Yalanla başlayan her olay ise toplanamayacak cam parçası kadar kırıyordu kalplerini. Ömer öfkesiyle, Süsen ise üzüntüsüyle başa etmeye çalışıyordu. Aslında öfke geçerdi ama Ömer kalbine kızgındı. Şu an ağlamaktan başka çaresi yokken bile kalp ritmini zorlayan o acıyla baş edemediği için yakıp yıkıyordu her yeri.
Duramamıştı Ömer onun karşısında. Öfkesi o kadar yüksekti ki bir anlığına kızın üstüne yürüdüğü bile olmuştu, bela okumuştu ki bunu okurken yüzünün aldığı şekil bile ürkütücüydü, kendinden korkmuştu. Dayanamadığı için çıkıp gitmişti kendini savuracağı bir yere.
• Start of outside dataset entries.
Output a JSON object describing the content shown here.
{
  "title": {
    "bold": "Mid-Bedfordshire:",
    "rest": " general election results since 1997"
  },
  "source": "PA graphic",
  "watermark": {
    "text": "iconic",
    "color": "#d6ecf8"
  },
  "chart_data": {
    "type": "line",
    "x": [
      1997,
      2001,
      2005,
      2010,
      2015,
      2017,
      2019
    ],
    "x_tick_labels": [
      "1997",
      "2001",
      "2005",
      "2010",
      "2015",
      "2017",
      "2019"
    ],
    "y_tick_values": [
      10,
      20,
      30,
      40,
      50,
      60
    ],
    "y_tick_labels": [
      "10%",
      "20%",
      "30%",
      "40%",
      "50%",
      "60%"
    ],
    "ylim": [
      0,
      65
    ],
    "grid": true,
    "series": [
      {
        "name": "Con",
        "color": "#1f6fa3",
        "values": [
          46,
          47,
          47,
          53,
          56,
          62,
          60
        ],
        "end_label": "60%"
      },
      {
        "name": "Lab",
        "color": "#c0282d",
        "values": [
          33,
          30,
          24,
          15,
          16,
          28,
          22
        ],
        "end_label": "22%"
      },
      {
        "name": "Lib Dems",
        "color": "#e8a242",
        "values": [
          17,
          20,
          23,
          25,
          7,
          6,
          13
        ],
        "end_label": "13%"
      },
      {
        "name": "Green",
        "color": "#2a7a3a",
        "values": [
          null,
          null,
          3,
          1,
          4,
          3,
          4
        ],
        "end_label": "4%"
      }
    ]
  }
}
Süsen kalbinin hak ettiği yerde, zeminde bir başına öylece durmuş ağlıyordu. Belki de hayatı boyunca dökeceği gözyaşını bu birliktelikle ve bunun getirdiği bir sırla tüketecek duruma gelmişti. Gideceği bir yeri yoktu, ev diye bildiği fakat içinde kimsenin olmadığı yerde durmaktansa bu odada kalmak daha az acı vericiydi onun için.
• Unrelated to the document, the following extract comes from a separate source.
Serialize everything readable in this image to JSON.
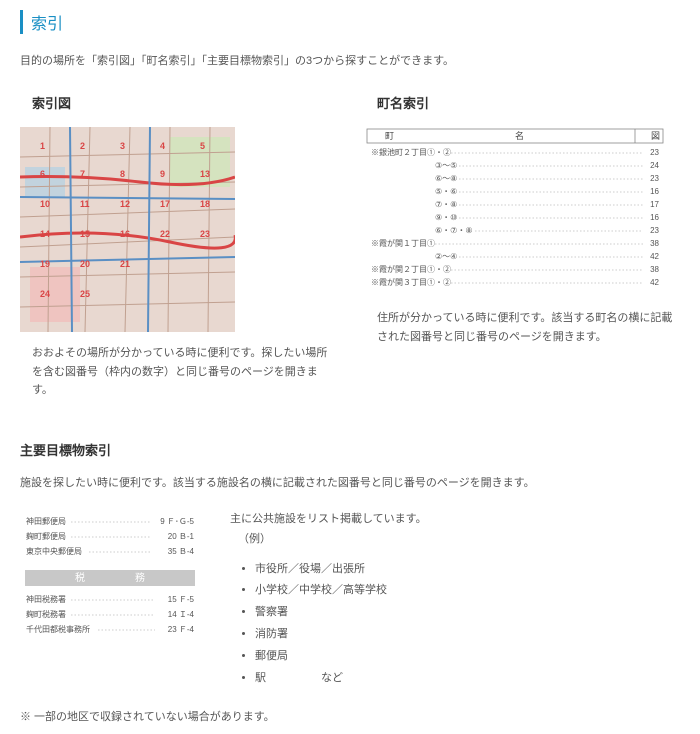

Kalbine vurdu yüzlerce kez, bir anlığına olsa ve şuraya yığılıp kalsa yine arkasından kimsenin ağlamayacağının farkına vardı. Yalnızlık o kadar kötüydü ki hep yaralamıştı onu bu süre boyunca. Tehditlere göğüs geremeyişi de bu yüzdendi. Cesareti yoktu, çok kez söylemek istediği ve yerine pısıp kalmasının tek sebebi birinin onu sevebilecek olmasıydı. Dalga geçildiği gibi prenses değildi, el bebek gül bebek büyütülmemişti bu saçma bir oyundu. İnsanlar başkaları hakkında dalga geçmeye bayılırdı. Bu fikir onunda hoşuna gittiği için sadece bu oyunu sürdürmek istemişti.